First look carefully at the picture of the elevator control panel from our hotel -- something is wrong with it yet it is approximately the same as every elevator I've been in in Taiwan. Do you see it? Or, as I should say, do you not see it?
In Mandarin the word for four sounds like 'si' with a descending tone, while the word for death has the same phonetic pronunciation as 'si' but with the lower, descending then rising tone. The characters don't look anything alike:
四 = four
死 = death
In any case, because the words are homophones, only varying in tone, 'si' is the most dreaded number in Chinese culture. Your cashier will shudder if your change is 444. And, more importantly, no one would rent a room on the fourth floor, so hotels and apartment buildings do without them. When I first moved to Taiwan, I rented a room on a 'fifth' floor, which was really a fake fourth floor.

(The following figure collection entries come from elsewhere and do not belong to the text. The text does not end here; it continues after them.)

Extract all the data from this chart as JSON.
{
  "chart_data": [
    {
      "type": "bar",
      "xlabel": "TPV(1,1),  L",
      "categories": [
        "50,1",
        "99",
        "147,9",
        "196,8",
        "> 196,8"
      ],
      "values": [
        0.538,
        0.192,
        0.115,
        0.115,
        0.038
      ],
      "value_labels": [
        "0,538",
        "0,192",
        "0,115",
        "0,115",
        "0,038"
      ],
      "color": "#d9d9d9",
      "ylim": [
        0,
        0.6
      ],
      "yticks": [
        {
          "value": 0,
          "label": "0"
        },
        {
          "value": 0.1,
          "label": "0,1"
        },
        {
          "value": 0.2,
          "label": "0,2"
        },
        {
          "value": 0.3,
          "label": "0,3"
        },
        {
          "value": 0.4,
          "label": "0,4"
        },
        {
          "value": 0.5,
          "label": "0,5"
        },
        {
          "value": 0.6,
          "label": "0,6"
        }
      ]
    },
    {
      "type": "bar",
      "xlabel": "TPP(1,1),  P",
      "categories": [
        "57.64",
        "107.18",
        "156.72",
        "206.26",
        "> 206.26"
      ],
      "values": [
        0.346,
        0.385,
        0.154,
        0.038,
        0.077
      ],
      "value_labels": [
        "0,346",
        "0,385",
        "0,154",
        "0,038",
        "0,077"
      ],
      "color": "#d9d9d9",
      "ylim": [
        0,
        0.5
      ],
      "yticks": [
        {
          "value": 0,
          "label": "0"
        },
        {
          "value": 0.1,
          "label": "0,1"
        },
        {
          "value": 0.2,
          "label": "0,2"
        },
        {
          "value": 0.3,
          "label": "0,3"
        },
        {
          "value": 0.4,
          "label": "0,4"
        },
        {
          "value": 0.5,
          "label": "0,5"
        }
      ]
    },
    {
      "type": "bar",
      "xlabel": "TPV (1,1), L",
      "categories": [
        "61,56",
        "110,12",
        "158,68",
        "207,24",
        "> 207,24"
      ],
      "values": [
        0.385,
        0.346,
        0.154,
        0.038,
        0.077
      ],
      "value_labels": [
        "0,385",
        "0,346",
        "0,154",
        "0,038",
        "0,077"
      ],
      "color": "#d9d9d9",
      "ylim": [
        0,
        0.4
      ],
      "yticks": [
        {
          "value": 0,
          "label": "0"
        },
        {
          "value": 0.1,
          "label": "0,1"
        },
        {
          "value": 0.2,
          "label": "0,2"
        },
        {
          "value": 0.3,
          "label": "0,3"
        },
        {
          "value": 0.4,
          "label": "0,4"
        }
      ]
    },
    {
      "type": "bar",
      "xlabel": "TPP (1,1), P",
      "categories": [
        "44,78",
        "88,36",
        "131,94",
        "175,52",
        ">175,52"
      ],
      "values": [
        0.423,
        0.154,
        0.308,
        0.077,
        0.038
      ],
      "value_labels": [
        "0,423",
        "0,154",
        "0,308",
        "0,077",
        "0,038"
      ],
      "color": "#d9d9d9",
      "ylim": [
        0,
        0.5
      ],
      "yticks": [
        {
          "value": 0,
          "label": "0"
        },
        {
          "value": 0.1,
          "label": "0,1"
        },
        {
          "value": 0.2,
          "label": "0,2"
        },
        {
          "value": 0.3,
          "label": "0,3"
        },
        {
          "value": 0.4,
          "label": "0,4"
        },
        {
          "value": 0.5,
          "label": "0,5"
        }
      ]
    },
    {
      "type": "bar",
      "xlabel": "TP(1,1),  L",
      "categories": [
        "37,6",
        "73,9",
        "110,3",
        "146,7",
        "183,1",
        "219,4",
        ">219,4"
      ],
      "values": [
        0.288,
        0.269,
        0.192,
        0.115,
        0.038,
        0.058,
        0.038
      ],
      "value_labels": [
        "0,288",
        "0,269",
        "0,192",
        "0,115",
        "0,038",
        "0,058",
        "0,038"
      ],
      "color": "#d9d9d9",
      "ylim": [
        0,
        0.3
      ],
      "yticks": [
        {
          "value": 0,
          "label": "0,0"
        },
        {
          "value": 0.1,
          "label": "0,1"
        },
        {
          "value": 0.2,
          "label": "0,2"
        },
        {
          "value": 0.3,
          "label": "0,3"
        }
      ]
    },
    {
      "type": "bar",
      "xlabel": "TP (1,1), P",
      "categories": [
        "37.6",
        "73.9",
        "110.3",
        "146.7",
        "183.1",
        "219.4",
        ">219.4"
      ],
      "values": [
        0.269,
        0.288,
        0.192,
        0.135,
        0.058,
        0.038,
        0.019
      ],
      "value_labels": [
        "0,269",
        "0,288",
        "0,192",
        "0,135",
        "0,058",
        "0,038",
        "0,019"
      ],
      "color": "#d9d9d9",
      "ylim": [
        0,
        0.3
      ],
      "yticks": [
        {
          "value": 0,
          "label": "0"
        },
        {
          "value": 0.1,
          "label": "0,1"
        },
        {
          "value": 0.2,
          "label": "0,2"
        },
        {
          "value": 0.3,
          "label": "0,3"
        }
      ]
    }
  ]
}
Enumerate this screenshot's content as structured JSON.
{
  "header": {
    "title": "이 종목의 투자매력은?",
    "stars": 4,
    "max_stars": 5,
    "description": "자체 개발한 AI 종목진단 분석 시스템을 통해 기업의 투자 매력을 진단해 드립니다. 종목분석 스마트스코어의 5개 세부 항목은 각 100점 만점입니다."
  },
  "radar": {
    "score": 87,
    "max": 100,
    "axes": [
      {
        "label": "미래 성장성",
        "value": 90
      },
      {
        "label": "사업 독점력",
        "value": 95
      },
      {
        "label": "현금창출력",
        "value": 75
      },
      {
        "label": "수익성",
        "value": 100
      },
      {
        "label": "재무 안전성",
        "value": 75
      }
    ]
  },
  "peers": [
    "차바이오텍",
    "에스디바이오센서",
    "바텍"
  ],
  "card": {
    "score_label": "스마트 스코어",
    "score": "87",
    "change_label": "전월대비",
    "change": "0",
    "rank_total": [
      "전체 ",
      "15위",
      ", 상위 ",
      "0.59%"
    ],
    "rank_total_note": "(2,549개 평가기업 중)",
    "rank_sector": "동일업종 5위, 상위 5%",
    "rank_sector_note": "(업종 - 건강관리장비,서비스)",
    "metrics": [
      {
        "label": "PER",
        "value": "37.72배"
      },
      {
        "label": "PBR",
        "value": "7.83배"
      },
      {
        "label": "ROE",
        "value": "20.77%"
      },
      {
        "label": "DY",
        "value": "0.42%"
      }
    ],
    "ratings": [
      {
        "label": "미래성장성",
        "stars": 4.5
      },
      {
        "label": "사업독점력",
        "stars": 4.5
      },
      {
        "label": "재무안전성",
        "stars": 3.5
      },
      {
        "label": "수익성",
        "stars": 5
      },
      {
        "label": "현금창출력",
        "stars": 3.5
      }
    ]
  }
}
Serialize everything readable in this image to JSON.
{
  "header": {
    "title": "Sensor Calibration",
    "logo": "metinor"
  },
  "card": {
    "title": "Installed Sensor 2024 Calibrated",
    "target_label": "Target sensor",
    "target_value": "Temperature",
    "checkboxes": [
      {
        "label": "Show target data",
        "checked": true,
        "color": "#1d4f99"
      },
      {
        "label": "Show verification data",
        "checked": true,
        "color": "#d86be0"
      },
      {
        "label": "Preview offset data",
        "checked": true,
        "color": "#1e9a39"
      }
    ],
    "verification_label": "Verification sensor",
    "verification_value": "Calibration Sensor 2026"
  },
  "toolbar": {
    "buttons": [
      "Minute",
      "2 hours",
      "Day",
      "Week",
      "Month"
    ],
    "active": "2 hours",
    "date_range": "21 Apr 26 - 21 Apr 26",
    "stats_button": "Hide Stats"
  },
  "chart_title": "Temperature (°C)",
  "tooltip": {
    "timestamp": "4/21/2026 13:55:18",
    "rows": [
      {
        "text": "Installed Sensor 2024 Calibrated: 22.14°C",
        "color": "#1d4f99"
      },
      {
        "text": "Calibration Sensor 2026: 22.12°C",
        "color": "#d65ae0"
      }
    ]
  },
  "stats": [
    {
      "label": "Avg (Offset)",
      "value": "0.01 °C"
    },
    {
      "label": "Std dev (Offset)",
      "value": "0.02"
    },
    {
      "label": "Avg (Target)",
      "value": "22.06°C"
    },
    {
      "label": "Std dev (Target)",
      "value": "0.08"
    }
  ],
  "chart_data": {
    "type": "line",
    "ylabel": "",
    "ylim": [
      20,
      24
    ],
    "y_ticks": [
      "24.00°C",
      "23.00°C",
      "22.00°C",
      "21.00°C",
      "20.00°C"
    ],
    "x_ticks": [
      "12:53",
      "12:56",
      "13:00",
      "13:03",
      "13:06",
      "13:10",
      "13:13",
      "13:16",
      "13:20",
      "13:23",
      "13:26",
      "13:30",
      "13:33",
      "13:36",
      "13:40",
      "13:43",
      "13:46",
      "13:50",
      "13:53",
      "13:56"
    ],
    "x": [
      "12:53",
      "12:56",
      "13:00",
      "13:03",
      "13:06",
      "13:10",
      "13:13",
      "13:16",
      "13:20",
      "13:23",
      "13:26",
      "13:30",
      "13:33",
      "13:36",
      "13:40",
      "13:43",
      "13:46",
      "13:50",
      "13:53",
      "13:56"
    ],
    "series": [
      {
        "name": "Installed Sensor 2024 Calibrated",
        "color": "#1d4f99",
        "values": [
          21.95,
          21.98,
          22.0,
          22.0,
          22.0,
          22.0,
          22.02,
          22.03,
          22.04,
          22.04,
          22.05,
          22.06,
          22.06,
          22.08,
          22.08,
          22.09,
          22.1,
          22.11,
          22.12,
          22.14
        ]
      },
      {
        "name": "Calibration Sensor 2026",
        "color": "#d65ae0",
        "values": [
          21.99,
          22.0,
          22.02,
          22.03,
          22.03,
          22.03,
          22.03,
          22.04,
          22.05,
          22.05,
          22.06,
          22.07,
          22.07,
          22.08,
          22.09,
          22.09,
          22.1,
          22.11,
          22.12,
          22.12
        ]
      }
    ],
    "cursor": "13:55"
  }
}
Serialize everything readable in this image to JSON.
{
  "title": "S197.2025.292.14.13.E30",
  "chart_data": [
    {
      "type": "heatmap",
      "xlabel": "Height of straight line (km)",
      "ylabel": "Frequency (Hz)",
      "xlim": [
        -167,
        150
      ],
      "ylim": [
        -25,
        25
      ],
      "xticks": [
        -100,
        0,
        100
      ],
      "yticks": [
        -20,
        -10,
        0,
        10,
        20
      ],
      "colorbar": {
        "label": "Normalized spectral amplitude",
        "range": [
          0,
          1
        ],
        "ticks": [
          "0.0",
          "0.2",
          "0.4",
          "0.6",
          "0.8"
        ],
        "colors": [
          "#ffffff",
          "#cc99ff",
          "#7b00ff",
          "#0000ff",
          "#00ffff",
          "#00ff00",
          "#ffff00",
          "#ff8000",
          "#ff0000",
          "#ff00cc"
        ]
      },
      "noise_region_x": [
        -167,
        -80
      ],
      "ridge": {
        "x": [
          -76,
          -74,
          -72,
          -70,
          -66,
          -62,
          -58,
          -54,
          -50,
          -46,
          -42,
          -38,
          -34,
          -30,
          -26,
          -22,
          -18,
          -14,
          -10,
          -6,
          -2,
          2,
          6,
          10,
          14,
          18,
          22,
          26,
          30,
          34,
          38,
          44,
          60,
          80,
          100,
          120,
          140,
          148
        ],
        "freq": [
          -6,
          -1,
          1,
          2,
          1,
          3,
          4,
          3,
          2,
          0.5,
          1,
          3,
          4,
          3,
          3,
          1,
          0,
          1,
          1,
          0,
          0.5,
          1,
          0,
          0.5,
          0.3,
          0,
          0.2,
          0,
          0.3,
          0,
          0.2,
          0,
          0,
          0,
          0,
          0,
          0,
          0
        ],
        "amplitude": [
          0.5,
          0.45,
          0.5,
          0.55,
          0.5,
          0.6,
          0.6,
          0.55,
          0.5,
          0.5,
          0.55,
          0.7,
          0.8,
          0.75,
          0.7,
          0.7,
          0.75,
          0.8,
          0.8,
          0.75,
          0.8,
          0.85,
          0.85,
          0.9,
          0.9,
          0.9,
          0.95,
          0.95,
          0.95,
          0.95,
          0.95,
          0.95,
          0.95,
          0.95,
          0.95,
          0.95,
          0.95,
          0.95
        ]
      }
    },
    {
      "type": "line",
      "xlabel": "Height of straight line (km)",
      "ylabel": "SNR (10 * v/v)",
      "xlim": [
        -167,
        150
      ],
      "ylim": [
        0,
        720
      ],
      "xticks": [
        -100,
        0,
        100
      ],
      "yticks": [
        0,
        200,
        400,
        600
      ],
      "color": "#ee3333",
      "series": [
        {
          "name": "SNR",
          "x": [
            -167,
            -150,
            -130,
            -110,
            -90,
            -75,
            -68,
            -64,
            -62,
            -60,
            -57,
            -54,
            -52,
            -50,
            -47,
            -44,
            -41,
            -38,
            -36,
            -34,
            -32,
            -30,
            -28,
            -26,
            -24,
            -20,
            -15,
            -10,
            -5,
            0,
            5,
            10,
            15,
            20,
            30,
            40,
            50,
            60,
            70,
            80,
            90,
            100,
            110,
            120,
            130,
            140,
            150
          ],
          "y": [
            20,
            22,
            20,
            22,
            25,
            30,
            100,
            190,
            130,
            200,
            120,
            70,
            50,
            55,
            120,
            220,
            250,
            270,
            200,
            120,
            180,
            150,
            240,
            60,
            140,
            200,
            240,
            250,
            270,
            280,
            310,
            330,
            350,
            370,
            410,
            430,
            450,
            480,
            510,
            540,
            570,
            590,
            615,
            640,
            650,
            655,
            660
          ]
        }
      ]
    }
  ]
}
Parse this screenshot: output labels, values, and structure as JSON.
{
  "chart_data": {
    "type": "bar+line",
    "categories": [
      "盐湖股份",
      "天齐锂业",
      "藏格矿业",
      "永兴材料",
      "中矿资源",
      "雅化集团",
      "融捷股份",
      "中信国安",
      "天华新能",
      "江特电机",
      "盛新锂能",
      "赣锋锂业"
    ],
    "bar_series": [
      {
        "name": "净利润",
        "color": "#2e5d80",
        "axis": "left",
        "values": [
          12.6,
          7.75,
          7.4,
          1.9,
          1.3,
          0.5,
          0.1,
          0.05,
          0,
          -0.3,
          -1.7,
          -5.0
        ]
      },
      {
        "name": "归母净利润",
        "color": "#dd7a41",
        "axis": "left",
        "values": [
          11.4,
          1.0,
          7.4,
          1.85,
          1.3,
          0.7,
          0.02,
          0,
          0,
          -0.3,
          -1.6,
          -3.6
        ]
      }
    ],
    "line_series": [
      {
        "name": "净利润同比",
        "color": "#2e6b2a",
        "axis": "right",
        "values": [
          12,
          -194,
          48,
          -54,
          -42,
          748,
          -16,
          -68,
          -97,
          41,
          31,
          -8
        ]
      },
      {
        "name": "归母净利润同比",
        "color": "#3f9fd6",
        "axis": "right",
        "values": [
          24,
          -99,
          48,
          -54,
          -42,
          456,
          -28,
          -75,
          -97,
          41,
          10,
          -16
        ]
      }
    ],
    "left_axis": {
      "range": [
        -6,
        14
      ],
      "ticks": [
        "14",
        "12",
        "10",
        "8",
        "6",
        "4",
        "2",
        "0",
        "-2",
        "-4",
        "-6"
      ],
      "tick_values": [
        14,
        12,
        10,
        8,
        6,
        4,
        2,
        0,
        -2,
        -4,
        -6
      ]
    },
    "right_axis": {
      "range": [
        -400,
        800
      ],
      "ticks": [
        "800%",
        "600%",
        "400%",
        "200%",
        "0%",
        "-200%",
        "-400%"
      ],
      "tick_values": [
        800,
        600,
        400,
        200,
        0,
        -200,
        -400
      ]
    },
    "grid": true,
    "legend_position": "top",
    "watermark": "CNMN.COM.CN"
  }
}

When you buy a Chinese set of teacups there will be five cups and never four in the set. Who wants to drink tea with the phantom of death lingering in the air!?
Other numbers are luckier however, especially 八 'ba' 8 which only has good connotations with lucky homophones. License plates, phone numbers, and security deposit boxes can often be auctioned off for thousands of dollars. The Beijing Olympics apparently started the opening ceremony at 8 seconds, 8 minutes after 8 o'clock on 8/8/08.